Blair, que foi muito criticado por ter apoiado e incentivado a invasão do Iraque pelos EUA, em 2003, compara os perigos do “islão radical” aos do “comunismo revolucionário”, para dizer que o Ocidente parece ter perdido “a sua determinação” na defesa de valores que eram antes consensuais.
“No passado, reconhecemos o comunismo revolucionário como uma ameaça de natureza estratégica, que exigia ser confrontada tanto em termos ideológicos como em termos de medidas de segurança. Esse compromisso durou 70 anos”, diz Blair, referindo-se ao período entre a revolução russa e a queda do Muro de Berlim, em 1989.
“Durante todo esse tempo, nunca nos ocorreu dizer que estávamos naquilo há demasiado tempo e que tinha chegado a hora de desistirmos.”
Determinação de Putin
Em comparação, o antigo primeiro-ministro britânico dá o exemplo da reacção da Rússia de Vladimir Putin às revoluções da Primavera Árabe, há uma década – um momento histórico que levou o Kremlin “a perceber que os seus interesses estavam em jogo”.

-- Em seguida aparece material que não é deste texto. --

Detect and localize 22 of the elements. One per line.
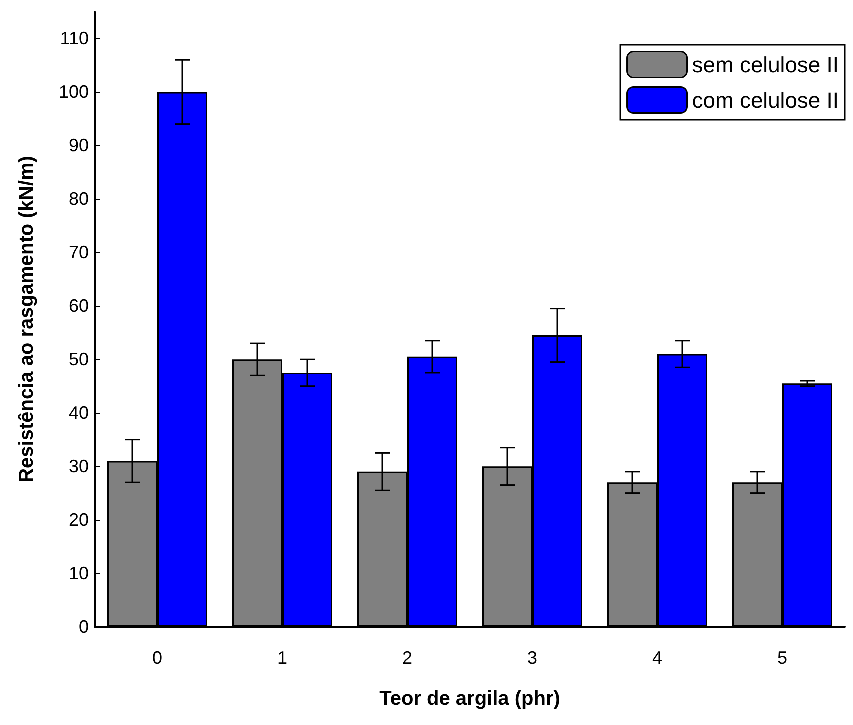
legend-label: sem celulose II xyxy=(692,52,840,78)
y-tick-label: 70 xyxy=(68,242,89,263)
y-tick-label: 60 xyxy=(68,296,89,316)
y-tick-label: 10 xyxy=(68,564,89,584)
y-tick-label: 50 xyxy=(68,350,89,370)
x-tick-label: 3 xyxy=(527,648,538,668)
legend-label: com celulose II xyxy=(692,88,840,113)
y-tick-label: 40 xyxy=(68,403,89,424)
x-tick-label: 0 xyxy=(152,648,163,668)
y-tick-label: 30 xyxy=(68,456,89,477)
y-tick-label: 80 xyxy=(68,189,89,210)
x-axis-title: Teor de argila (phr) xyxy=(380,688,560,710)
y-axis-title: Resistência ao rasgamento (kN/m) xyxy=(16,156,38,483)
y-tick-label: 20 xyxy=(68,510,89,530)
x-tick-label: 4 xyxy=(652,648,663,668)
x-tick-label: 2 xyxy=(402,648,413,668)
y-tick-label: 0 xyxy=(78,617,89,637)
y-tick-label: 110 xyxy=(60,28,89,49)
x-tick-label: 5 xyxy=(777,648,788,668)
y-tick-label: 100 xyxy=(58,82,89,102)
y-tick-label: 90 xyxy=(68,136,89,156)
x-tick-label: 1 xyxy=(277,648,288,668)
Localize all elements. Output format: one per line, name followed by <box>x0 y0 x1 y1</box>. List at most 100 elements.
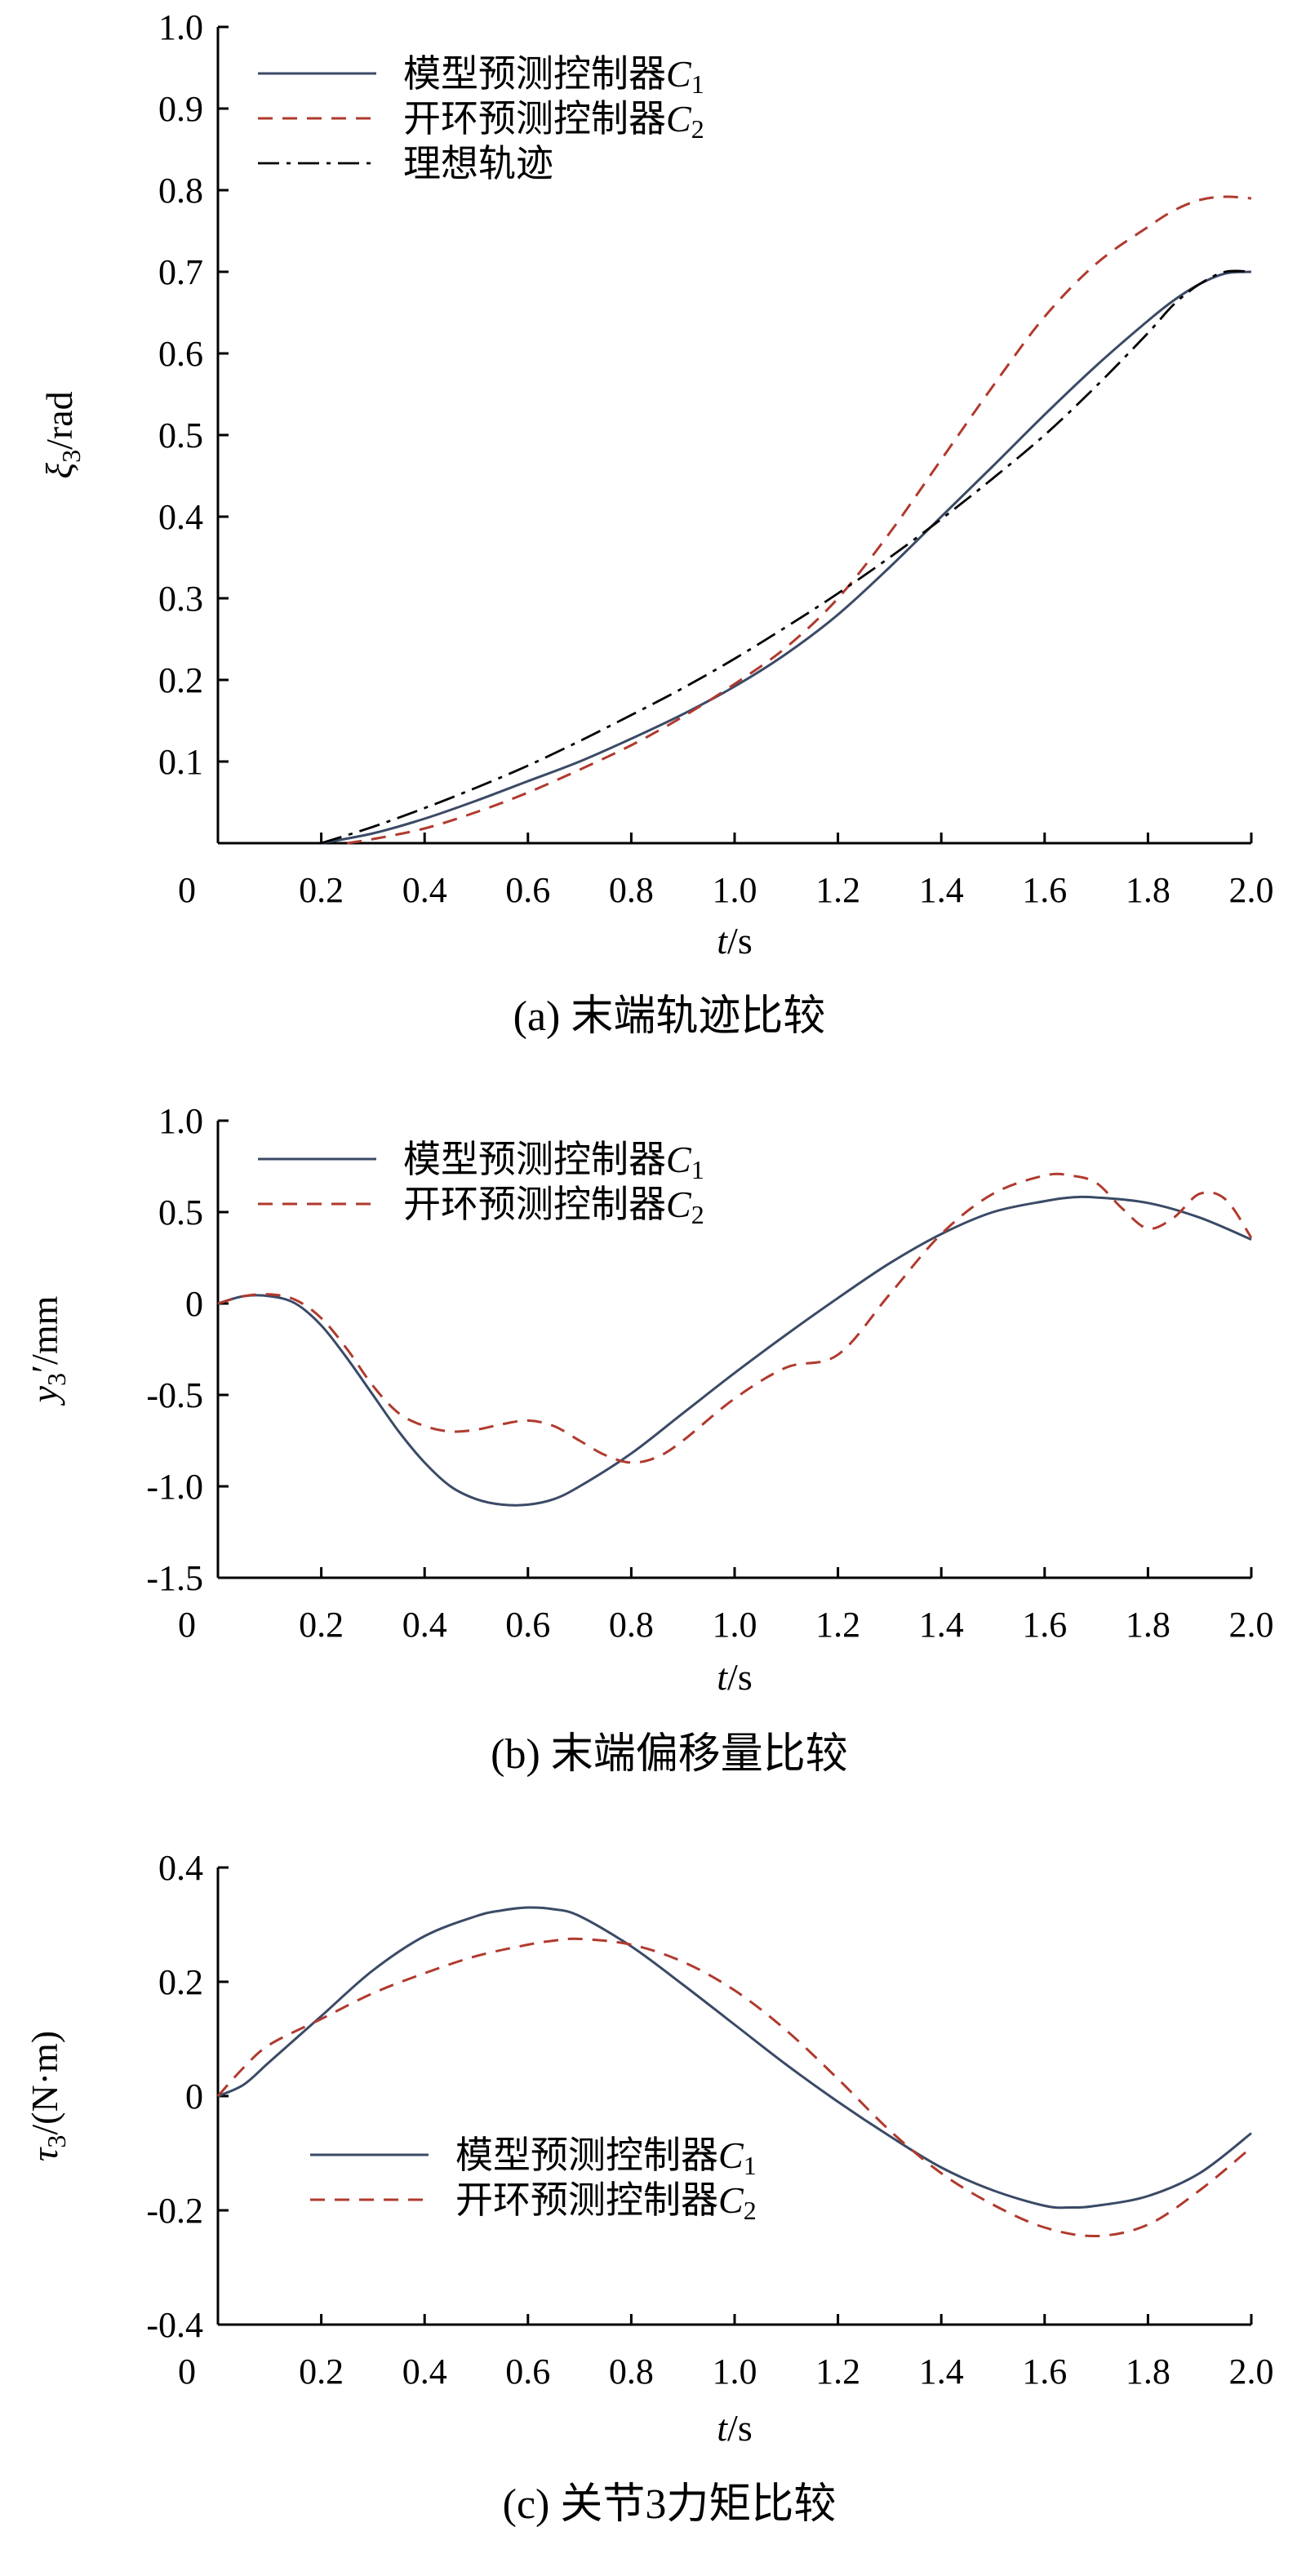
y-axis-label: ξ3/rad <box>38 391 86 478</box>
x-tick-label: 1.0 <box>713 2352 757 2392</box>
legend-label-sub: 1 <box>744 2151 757 2180</box>
y-tick-label: 0.4 <box>158 1848 203 1888</box>
x-tick-label: 1.6 <box>1022 1605 1067 1645</box>
x-tick-label: 0.8 <box>609 2352 654 2392</box>
x-tick-label: 1.4 <box>919 2352 964 2392</box>
y-tick-label: -1.5 <box>146 1558 203 1598</box>
chart-panel-1: 0 0.2 0.4 0.6 0.8 1.0 1.2 1.4 1.6 1.8 2.0 0.1 0.2 0.3… <box>38 7 1274 1040</box>
y-axis-label-sub: 3 <box>42 2135 71 2148</box>
legend-label-name: 理想轨迹 <box>403 143 553 184</box>
x-axis-label-var: t <box>717 1656 728 1698</box>
series-line-3 <box>321 269 1252 845</box>
x-tick-label: 1.6 <box>1022 870 1067 910</box>
y-tick-label: 1.0 <box>158 1101 203 1141</box>
y-tick-label: 0 <box>185 2076 203 2116</box>
x-axis-label-unit: /s <box>727 1656 753 1698</box>
legend-label-sub: 1 <box>691 1155 704 1184</box>
chart-panel-2: 0 0.2 0.4 0.6 0.8 1.0 1.2 1.4 1.6 1.8 2.0 -1.5 -1.0 -… <box>24 1101 1274 1778</box>
x-tick-label: 2.0 <box>1229 2352 1274 2392</box>
series-line-1 <box>217 1906 1252 2210</box>
legend-label-var: C <box>666 53 692 95</box>
y-tick-label: 0.6 <box>158 334 203 374</box>
legend-label-sub: 2 <box>691 114 704 144</box>
legend-label: 开环预测控制器C2 <box>403 98 704 144</box>
x-tick-label: 1.2 <box>815 1605 860 1645</box>
y-axis-label-var: ξ <box>38 463 80 479</box>
x-tick-label: 1.6 <box>1022 2352 1067 2392</box>
legend-label-name: 开环预测控制器 <box>403 1184 666 1225</box>
legend-label-sub: 2 <box>744 2196 757 2225</box>
x-tick-label: 1.8 <box>1126 870 1170 910</box>
y-tick-label: 0.2 <box>158 1962 203 2002</box>
panel-caption: (a) 末端轨迹比较 <box>513 993 826 1040</box>
y-axis-label: y3′/mm <box>24 1295 71 1406</box>
series-line-1 <box>217 1195 1252 1507</box>
legend-label-name: 开环预测控制器 <box>403 98 666 140</box>
x-axis-label-unit: /s <box>727 2407 753 2449</box>
x-tick-label: 0.6 <box>505 870 550 910</box>
legend-label-var: C <box>666 98 692 140</box>
x-axis-label-var: t <box>717 2407 728 2449</box>
y-tick-label: -0.4 <box>146 2305 203 2345</box>
legend-label-var: C <box>666 1139 692 1180</box>
x-tick-label: 0 <box>178 2352 196 2392</box>
x-axis-label: t/s <box>717 1656 752 1698</box>
x-tick-label: 1.0 <box>713 1605 757 1645</box>
panel-caption: (c) 关节3力矩比较 <box>503 2481 837 2528</box>
y-axis-label-unit: /rad <box>38 391 80 450</box>
legend-label: 理想轨迹 <box>403 143 553 184</box>
x-tick-label: 0 <box>178 870 196 910</box>
y-tick-label: 0.2 <box>158 660 203 700</box>
x-tick-label: 1.8 <box>1126 1605 1170 1645</box>
y-tick-label: 0 <box>185 1284 203 1324</box>
x-tick-label: 0.4 <box>402 2352 447 2392</box>
x-tick-label: 0.4 <box>402 870 447 910</box>
y-tick-label: 0.8 <box>158 171 203 211</box>
y-axis-label-unit: /(N·m) <box>24 2031 65 2135</box>
x-tick-label: 0.4 <box>402 1605 447 1645</box>
x-tick-label: 0.8 <box>609 870 654 910</box>
series-line-2 <box>347 195 1252 845</box>
y-tick-label: -0.5 <box>146 1375 203 1415</box>
x-tick-label: 2.0 <box>1229 1605 1274 1645</box>
legend-label: 模型预测控制器C1 <box>403 1139 704 1184</box>
x-axis-label: t/s <box>717 2407 752 2449</box>
legend-label-sub: 2 <box>691 1200 704 1229</box>
x-tick-label: 0.8 <box>609 1605 654 1645</box>
series-line-2 <box>217 1172 1253 1464</box>
legend-label: 开环预测控制器C2 <box>455 2179 757 2225</box>
legend-label: 模型预测控制器C1 <box>403 53 704 99</box>
x-axis-label-unit: /s <box>727 920 753 962</box>
y-axis-label-var: y <box>24 1385 65 1406</box>
x-tick-label: 1.2 <box>815 870 860 910</box>
y-tick-label: -0.2 <box>146 2191 203 2231</box>
y-tick-label: 0.5 <box>158 1193 203 1232</box>
x-axis-label-var: t <box>717 920 728 962</box>
y-axis-label: τ3/(N·m) <box>24 2031 71 2161</box>
legend-label-name: 模型预测控制器 <box>455 2134 718 2176</box>
x-tick-label: 0.2 <box>299 870 344 910</box>
x-tick-label: 1.4 <box>919 1605 964 1645</box>
legend-label-var: C <box>666 1184 692 1225</box>
y-tick-label: -1.0 <box>146 1467 203 1507</box>
legend-label-sub: 1 <box>691 69 704 99</box>
x-tick-label: 0.6 <box>505 2352 550 2392</box>
legend-label: 开环预测控制器C2 <box>403 1184 704 1229</box>
y-tick-label: 0.5 <box>158 415 203 455</box>
legend-label: 模型预测控制器C1 <box>455 2134 757 2180</box>
y-axis-label-var: τ <box>24 2147 65 2161</box>
legend-label-name: 模型预测控制器 <box>403 1139 666 1180</box>
chart-panel-3: 0 0.2 0.4 0.6 0.8 1.0 1.2 1.4 1.6 1.8 2.0 -0.4 -0.2 0… <box>24 1848 1274 2528</box>
series-line-2 <box>216 1937 1252 2238</box>
y-tick-label: 0.1 <box>158 742 203 782</box>
legend-label-var: C <box>718 2134 744 2176</box>
x-tick-label: 1.4 <box>919 870 964 910</box>
x-tick-label: 0.2 <box>299 2352 344 2392</box>
legend-label-name: 开环预测控制器 <box>455 2179 718 2221</box>
y-axis-label-unit: ′/mm <box>24 1295 65 1373</box>
x-tick-label: 0 <box>178 1605 196 1645</box>
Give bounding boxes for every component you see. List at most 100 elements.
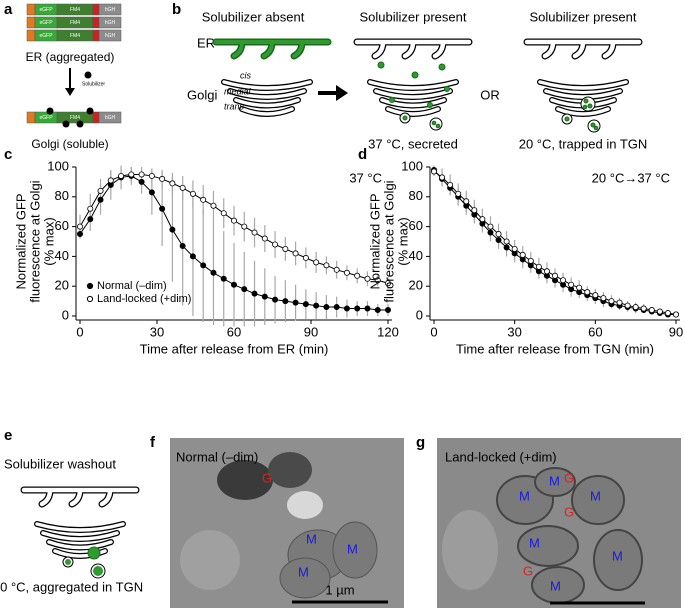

“Em particular, na Síria, ele [Putin] acreditou que Assad devia manter-se no poder. E enquanto o Ocidente hesitou, e depois acabou por ter o pior de dois mundos – a recusa em negociar com Assad e não fazer nada para o tirar do poder, mesmo quando usou armas químicas contra o seu próprio povo –, Putin aplicou-se”, diz Blair.
“Apesar de ele ter agido em apoio de uma ditadura, e de nós termos agido para suprimir uma ditadura, foi ele – juntamente com os iranianos – quem alcançou os seus objectivos. Da mesma forma, apesar de nós termos derrubado o Governo de Khadafi na Líbia, é a Rússia, e não nós, que tem influência sobre o futuro do país.”
A forte crítica de Blair à forma como a política externa dos EUA tem sido conduzida nos últimos anos leva-o a deixar um conselho à esquerda e à direita, num país onde o apoio à retirada do Afeganistão é significativo da esquerda à direita – no Partido Republicano, no Partido Democrata e entre os eleitores que se declaram independentes.
“É necessário que partes da direita na política percebam que o isolacionismo num mundo interligado é autodestrutivo, e que partes da esquerda aceitem que o intervencionismo é por vezes necessário para defender os nossos valores.”